Spacy NER model extracting entire sentence instead of stopping at correct end index #12627

YasmineMh · 2023-05-12T08:39:25Z

YasmineMh
May 12, 2023

Hey, I have been using spacy version 3.4.1 to train multiple NER models on different types of data such as dates, text, and amounts. However, I have noticed that sometimes the model is not stopping at the correct end index and instead is extracting all the remaining text.

This is an example:
paragraph : <some text> date <some text>
annotation : date
prediction : date <some text>

I'm using "spacy-transformers.TransformerModel.v3" and "nlpaueb/legal-bert-small-uncased" from hugging face in my config file.

I checked the annotated data to be sure that I don't have long sentences annotated like this one.

I'm not sure if this behavior is normal, or if there are any hyperparameters that could fix it.

Thank you!

bdura · 2023-05-12T12:14:51Z

bdura
May 12, 2023

Hello @YasmineMh, that's strange. Would you have a minimal example to give (if it's not confidential), so we can explore this in more depth?
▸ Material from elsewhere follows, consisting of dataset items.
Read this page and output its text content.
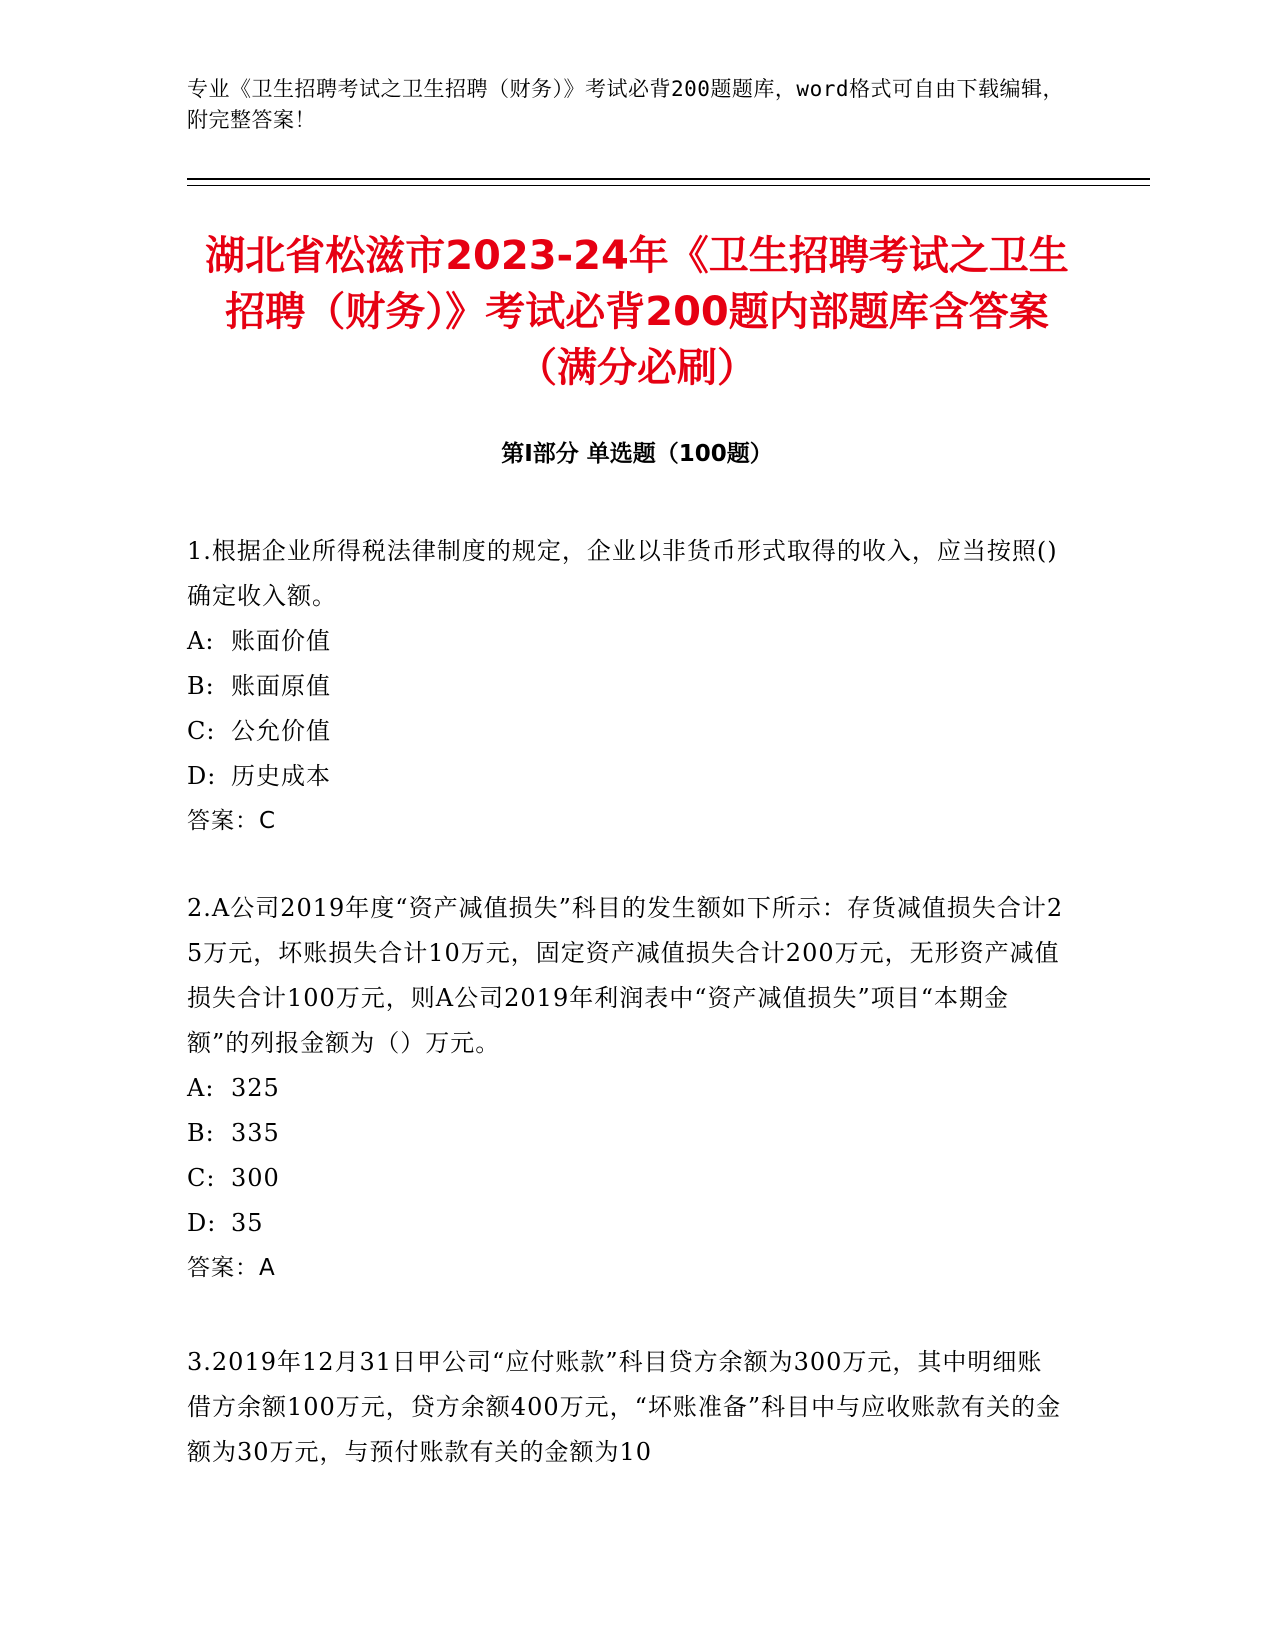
专业《卫生招聘考试之卫生招聘（财务）》考试必背200题题库，word格式可自由下载编辑，附完整答案！
湖北省松滋市2023-24年《卫生招聘考试之卫生招聘（财务）》考试必背200题内部题库含答案（满分必刷）
第Ⅰ部分 单选题（100题）

1.根据企业所得税法律制度的规定，企业以非货币形式取得的收入，应当按照()确定收入额。

A: 账面价值
B: 账面原值
C: 公允价值
D: 历史成本

答案：C

2.A公司2019年度“资产减值损失”科目的发生额如下所示：存货减值损失合计25万元，坏账损失合计10万元，固定资产减值损失合计200万元，无形资产减值损失合计100万元，则A公司2019年利润表中“资产减值损失”项目“本期金额”的列报金额为（）万元。

A: 325
B: 335
C: 300
D: 35

答案：A

3.2019年12月31日甲公司“应付账款”科目贷方余额为300万元，其中明细账借方余额100万元，贷方余额400万元，“坏账准备”科目中与应收账款有关的金额为30万元，与预付账款有关的金额为10
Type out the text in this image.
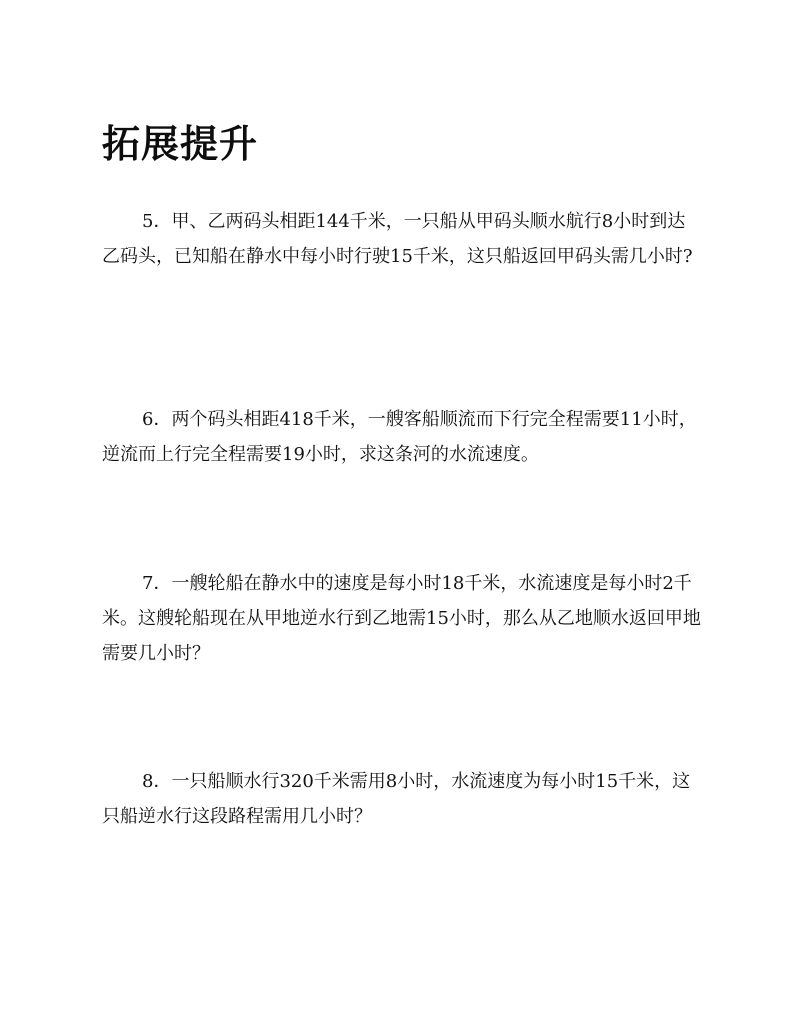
拓展提升

5．甲、乙两码头相距144千米，一只船从甲码头顺水航行8小时到达乙码头，已知船在静水中每小时行驶15千米，这只船返回甲码头需几小时?

6．两个码头相距418千米，一艘客船顺流而下行完全程需要11小时，逆流而上行完全程需要19小时，求这条河的水流速度。

7．一艘轮船在静水中的速度是每小时18千米，水流速度是每小时2千米。这艘轮船现在从甲地逆水行到乙地需15小时，那么从乙地顺水返回甲地需要几小时？

8．一只船顺水行320千米需用8小时，水流速度为每小时15千米，这只船逆水行这段路程需用几小时？
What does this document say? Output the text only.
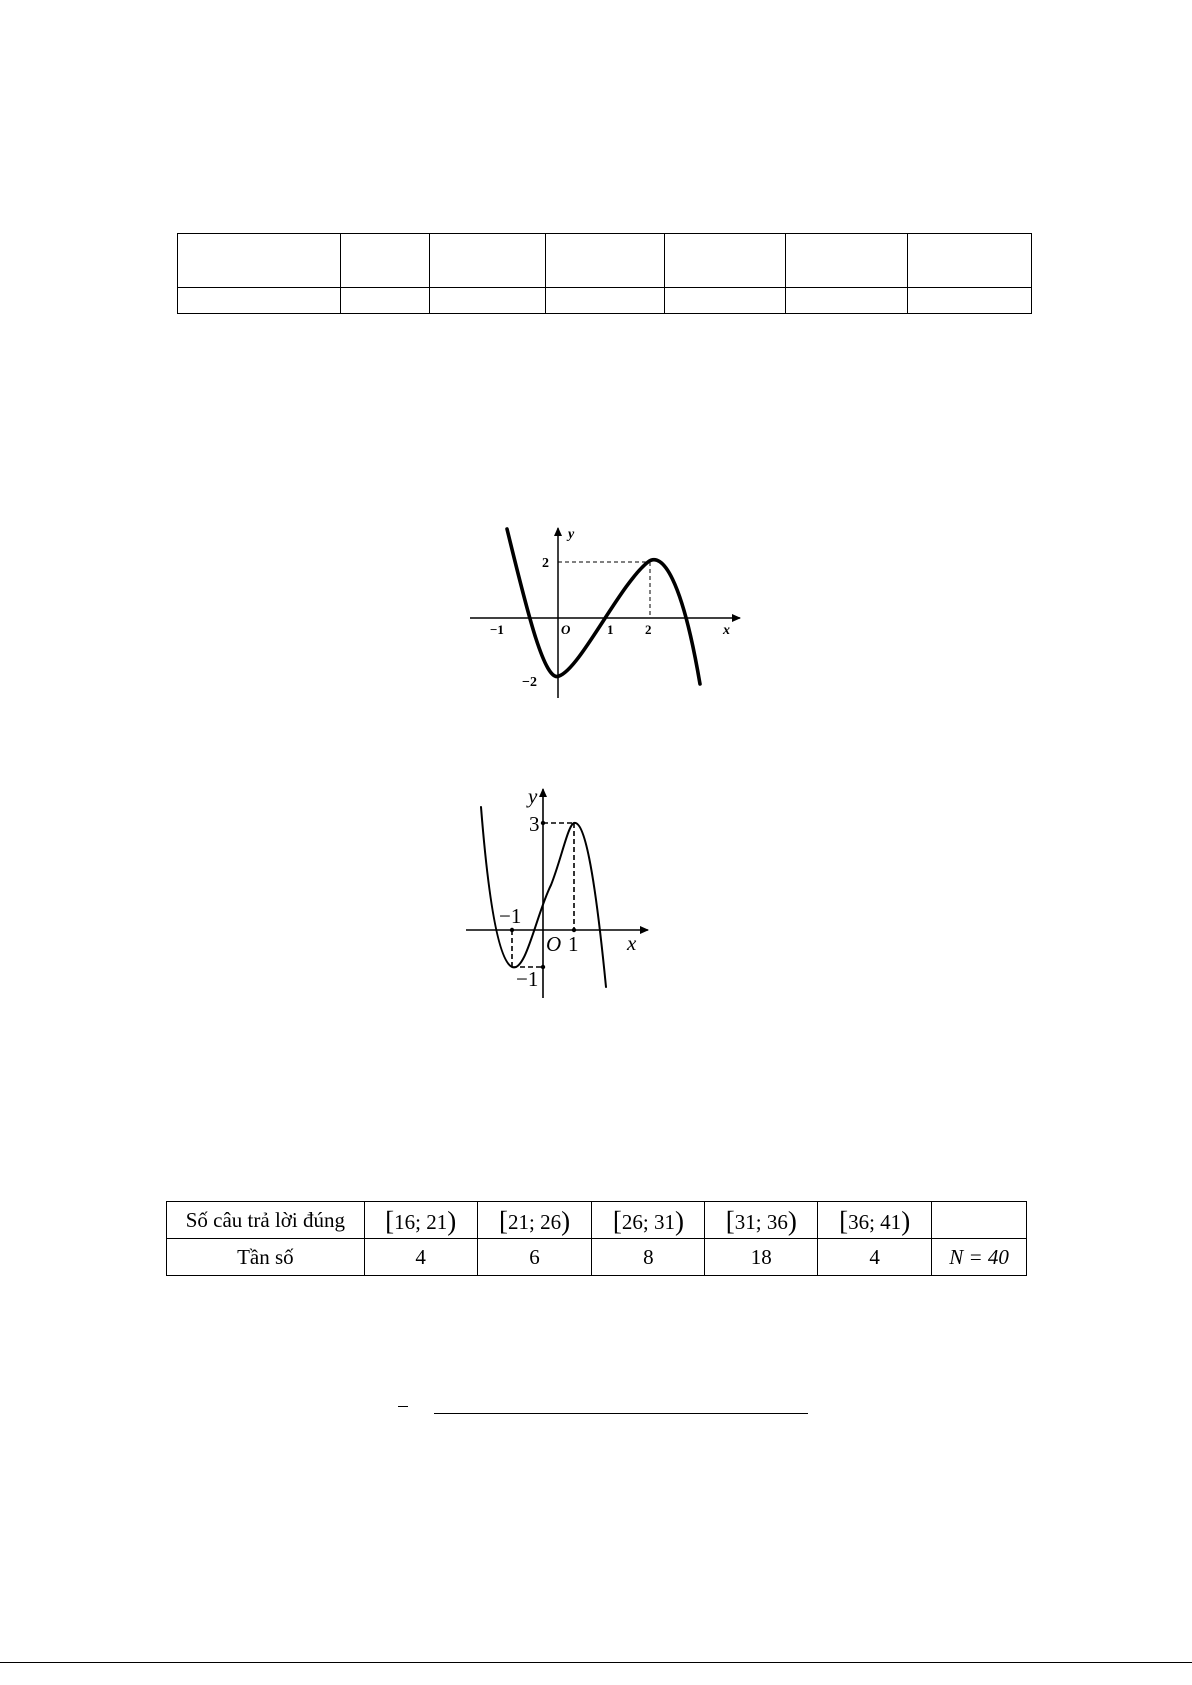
y
x
O
2
−2
−1	1 2
y
x
O
3
−1
−1
1
Số câu trả lời đúng	[16; 21)	[21; 26)	[26; 31)	[31; 36)	[36; 41)	
Tần số	4	6	8	18	4	N = 40
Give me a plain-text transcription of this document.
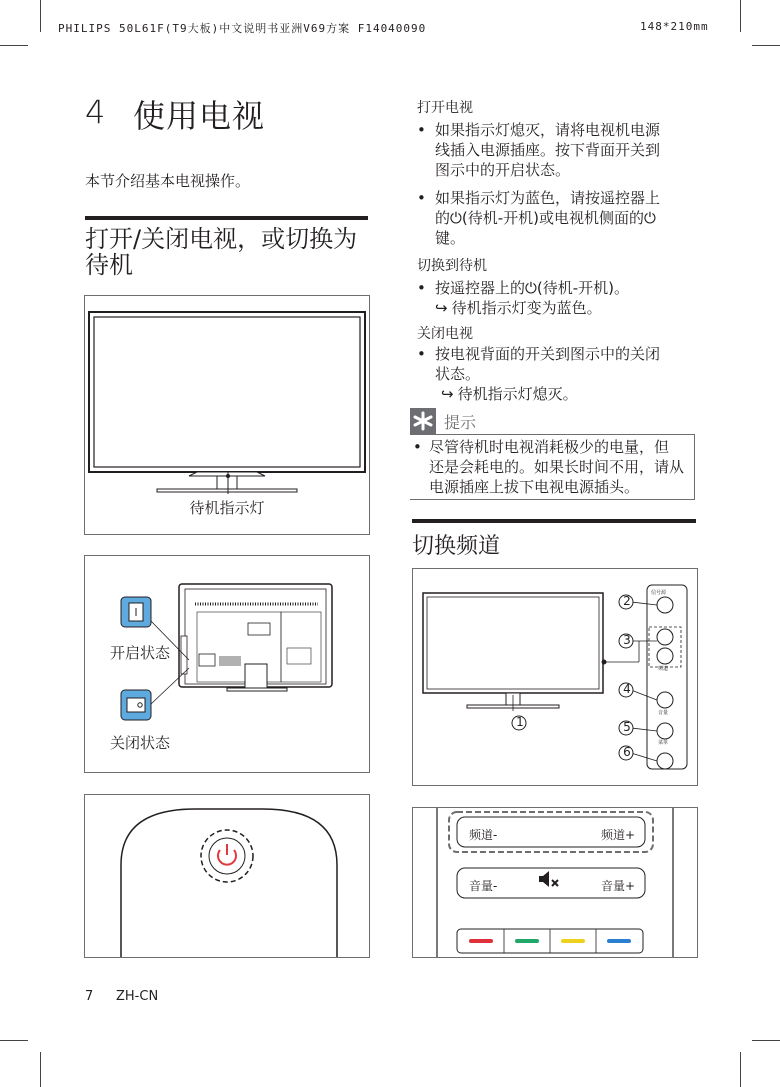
PHILIPS 50L61F(T9大板)中文说明书亚洲V69方案 F14040090	148*210mm
4 使用电视
本节介绍基本电视操作。
打开/关闭电视，或切换为
待机
待机指示灯
开启状态
关闭状态
打开电视
• 如果指示灯熄灭，请将电视机电源
线插入电源插座。按下背面开关到
图示中的开启状态。
• 如果指示灯为蓝色，请按遥控器上
的⏻(待机-开机)或电视机侧面的⏻
键。
切换到待机
• 按遥控器上的⏻(待机-开机)。
↪ 待机指示灯变为蓝色。
关闭电视
• 按电视背面的开关到图示中的关闭
状态。
↪ 待机指示灯熄灭。
提示
• 尽管待机时电视消耗极少的电量，但
还是会耗电的。如果长时间不用，请从
电源插座上拔下电视电源插头。
切换频道
1
2
3
4
5
6
信号源
频道
音量
菜单
频道-	频道+
音量-	音量+
7 ZH-CN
One reason that pops to mind and could explain this behavior is the interaction between spaCy and HuggingFace tokenizers (see here for a development on the problem). Is a warning issued about the size of the tokenized example?

4 replies

YasmineMh May 14, 2023
Author

Hey @bdura,
Thank you for your response!

I have prepared two examples for you to better understand the issue, (the examples are from different models)

1st Example:
paragraph : XXX Loan Number: XXX Property Name: XXX MULTIFAMILY LOAN AND SECURITY AGREEMENT - SENIORS HOUSING (Revised 9-30-2019) SUMMARY OF LOAN TERMS The following information in this Summary of Loan Terms (" Summary ") is incorporated into and deemed part of this Multifamily Loan and Security Agreement (" Loan Agreement "). Parties, Effective Date, Loan Amount Borrower(s): XXX, a Delaware limited liability company Lender: XXX, a national banking association Effective Date: 02/10/2020 Loan Amount: $24,357,000.00 Property Manager [See Section 6.09(d)] SNR 24 XXX MANAGEMENT
annotation : 02/10/2020
prediction : 02/10/2020 Loan Amount: $24,357,000.00 Property Manager [See Section 6.09(d)] SNR 24 XXX MANAGEMENT

2nd Example:
paragraph : The Company hereby offers to continue to employ the Executive, and the Executive hereby accepts such continued employment, for an initial term (the "Initial Term") commencing on October 1, 2008 and continuing through December 31, 2011, unless sooner terminated in accordance with the provisions of Section 4 or Section 5; with such employment to continue for successive one-year periods in accordance with the terms of this Agreement (subject to termination as aforesaid) unless either party notifies the other party of non-renewal in writing prior to 90 days before the expiration of the initial term and each annual renewal, as applicable (the Initial Term, together with any such extensions of employment hereunder, shall hereinafter be referred to as the "Term").
annotation : to continue
prediction : to continue for successive one-year periods in accordance with the terms of this Agreement (subject to termination as aforesaid) unless either party notifies the other party of non-renewal in writing prior to 90 days before the expiration of the initial term and each annual renewal, as applicable (the Initial Term, together with any such extensions of employment hereunder, shall hereinafter be referred to as the "Term").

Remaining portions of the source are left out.